Alternatively, the control unit 70F may output the end instruction signal 98 when a plurality of second conditions designated in advance are satisfied among the second condition using the end instruction, the second condition using the endoscope information 94, the second condition using the region-of-interest information 92, the second condition using the site information 90, and the second condition using the second medical instruction described in the embodiment described above.
As an example, as illustrated in FIG. 10, the control unit 70F may output the end instruction signal 98 to the image acquisition unit 70A when one or more of the second conditions described above are satisfied. Also in this case, as in the embodiment described above, the image acquisition unit 70A deletes the time-series image group 89 held at the current point in time.

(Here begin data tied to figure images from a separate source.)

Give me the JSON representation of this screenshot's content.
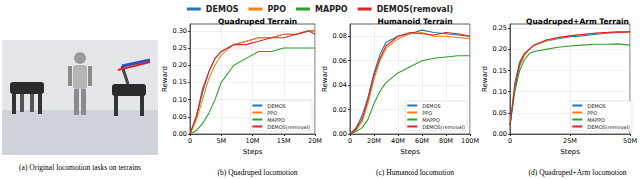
{
  "panel_a": {
    "caption": "(a) Original locomotion tasks on terrains"
  },
  "chart_data": [
    {
      "type": "line",
      "title": "Quadruped Terrain",
      "caption": "(b) Quadruped locomotion",
      "x_label": "Steps",
      "y_label": "Reward",
      "grid": true,
      "legend": "lower right",
      "x": [
        0,
        1000000,
        2000000,
        3000000,
        4000000,
        5000000,
        7000000,
        9000000,
        11000000,
        13000000,
        15000000,
        17000000,
        19000000,
        20000000
      ],
      "series": [
        {
          "name": "DEMOS",
          "color": "#1f77b4",
          "values": [
            0.0,
            0.05,
            0.12,
            0.18,
            0.22,
            0.24,
            0.26,
            0.27,
            0.28,
            0.28,
            0.29,
            0.29,
            0.3,
            0.3
          ]
        },
        {
          "name": "PPO",
          "color": "#ff7f0e",
          "values": [
            0.0,
            0.04,
            0.1,
            0.16,
            0.2,
            0.23,
            0.26,
            0.27,
            0.28,
            0.28,
            0.29,
            0.29,
            0.3,
            0.3
          ]
        },
        {
          "name": "MAPPO",
          "color": "#2ca02c",
          "values": [
            0.0,
            0.01,
            0.03,
            0.06,
            0.1,
            0.15,
            0.2,
            0.22,
            0.24,
            0.24,
            0.25,
            0.25,
            0.25,
            0.25
          ]
        },
        {
          "name": "DEMOS(removal)",
          "color": "#d62728",
          "values": [
            0.0,
            0.05,
            0.13,
            0.18,
            0.22,
            0.24,
            0.26,
            0.26,
            0.27,
            0.28,
            0.28,
            0.29,
            0.3,
            0.29
          ]
        }
      ],
      "xlim": [
        0,
        20000000
      ],
      "xticks": [
        0,
        {
          "value": 5000000,
          "label": "5M"
        },
        {
          "value": 10000000,
          "label": "10M"
        },
        {
          "value": 15000000,
          "label": "15M"
        },
        {
          "value": 20000000,
          "label": "20M"
        }
      ],
      "ylim": [
        0,
        0.32
      ],
      "yticks": [
        {
          "value": 0,
          "label": "0.00"
        },
        {
          "value": 0.05,
          "label": "0.05"
        },
        {
          "value": 0.1,
          "label": "0.10"
        },
        {
          "value": 0.15,
          "label": "0.15"
        },
        {
          "value": 0.2,
          "label": "0.20"
        },
        {
          "value": 0.25,
          "label": "0.25"
        },
        {
          "value": 0.3,
          "label": "0.30"
        }
      ]
    },
    {
      "type": "line",
      "title": "Humanoid Terrain",
      "caption": "(c) Humanoid locomotion",
      "x_label": "Steps",
      "y_label": "Reward",
      "grid": true,
      "legend": "lower right",
      "x": [
        0,
        5000000,
        10000000,
        15000000,
        20000000,
        25000000,
        30000000,
        40000000,
        50000000,
        60000000,
        70000000,
        80000000,
        90000000,
        100000000
      ],
      "series": [
        {
          "name": "DEMOS",
          "color": "#1f77b4",
          "values": [
            0.0,
            0.005,
            0.015,
            0.03,
            0.05,
            0.065,
            0.075,
            0.08,
            0.082,
            0.085,
            0.083,
            0.082,
            0.081,
            0.08
          ]
        },
        {
          "name": "PPO",
          "color": "#ff7f0e",
          "values": [
            0.0,
            0.003,
            0.01,
            0.025,
            0.045,
            0.06,
            0.07,
            0.078,
            0.082,
            0.083,
            0.08,
            0.08,
            0.079,
            0.078
          ]
        },
        {
          "name": "MAPPO",
          "color": "#2ca02c",
          "values": [
            0.0,
            0.002,
            0.005,
            0.012,
            0.025,
            0.035,
            0.042,
            0.05,
            0.055,
            0.06,
            0.062,
            0.063,
            0.064,
            0.064
          ]
        },
        {
          "name": "DEMOS(removal)",
          "color": "#d62728",
          "values": [
            0.0,
            0.004,
            0.012,
            0.028,
            0.048,
            0.062,
            0.072,
            0.08,
            0.083,
            0.082,
            0.081,
            0.083,
            0.082,
            0.08
          ]
        }
      ],
      "xlim": [
        0,
        100000000
      ],
      "xticks": [
        0,
        {
          "value": 20000000,
          "label": "20M"
        },
        {
          "value": 40000000,
          "label": "40M"
        },
        {
          "value": 60000000,
          "label": "60M"
        },
        {
          "value": 80000000,
          "label": "80M"
        },
        {
          "value": 100000000,
          "label": "100M"
        }
      ],
      "ylim": [
        0,
        0.09
      ],
      "yticks": [
        {
          "value": 0,
          "label": "0.00"
        },
        {
          "value": 0.02,
          "label": "0.02"
        },
        {
          "value": 0.04,
          "label": "0.04"
        },
        {
          "value": 0.06,
          "label": "0.06"
        },
        {
          "value": 0.08,
          "label": "0.08"
        }
      ]
    },
    {
      "type": "line",
      "title": "Quadruped+Arm Terrain",
      "caption": "(d) Quadruped+Arm locomotion",
      "x_label": "Steps",
      "y_label": "Reward",
      "grid": true,
      "legend": "lower right",
      "x": [
        0,
        2000000,
        4000000,
        6000000,
        8000000,
        10000000,
        15000000,
        20000000,
        25000000,
        30000000,
        35000000,
        40000000,
        45000000,
        50000000
      ],
      "series": [
        {
          "name": "DEMOS",
          "color": "#1f77b4",
          "values": [
            0.02,
            0.12,
            0.17,
            0.19,
            0.2,
            0.21,
            0.22,
            0.225,
            0.23,
            0.232,
            0.235,
            0.238,
            0.24,
            0.24
          ]
        },
        {
          "name": "PPO",
          "color": "#ff7f0e",
          "values": [
            0.02,
            0.11,
            0.16,
            0.185,
            0.2,
            0.21,
            0.22,
            0.228,
            0.232,
            0.235,
            0.238,
            0.24,
            0.242,
            0.24
          ]
        },
        {
          "name": "MAPPO",
          "color": "#2ca02c",
          "values": [
            0.02,
            0.1,
            0.15,
            0.175,
            0.19,
            0.195,
            0.2,
            0.205,
            0.208,
            0.21,
            0.212,
            0.212,
            0.213,
            0.21
          ]
        },
        {
          "name": "DEMOS(removal)",
          "color": "#d62728",
          "values": [
            0.02,
            0.11,
            0.165,
            0.19,
            0.2,
            0.21,
            0.222,
            0.228,
            0.232,
            0.235,
            0.238,
            0.24,
            0.241,
            0.242
          ]
        }
      ],
      "xlim": [
        0,
        50000000
      ],
      "xticks": [
        0,
        {
          "value": 25000000,
          "label": "25M"
        },
        {
          "value": 50000000,
          "label": "50M"
        }
      ],
      "ylim": [
        0,
        0.26
      ],
      "yticks": [
        {
          "value": 0,
          "label": "0.00"
        },
        {
          "value": 0.05,
          "label": "0.05"
        },
        {
          "value": 0.1,
          "label": "0.10"
        },
        {
          "value": 0.15,
          "label": "0.15"
        },
        {
          "value": 0.2,
          "label": "0.20"
        },
        {
          "value": 0.25,
          "label": "0.25"
        }
      ]
    }
  ]
}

While the embodiment described above provides an example configuration in which the lesion information derivation unit 70G performs a process using the fifth trained model 86 to derive the lesion information 102, the technology of the present disclosure is not limited to this configuration. For example, as illustrated in FIG. 11, the lesion information derivation unit 70G may derive the lesion information 102 by performing a process using a sixth trained model 104.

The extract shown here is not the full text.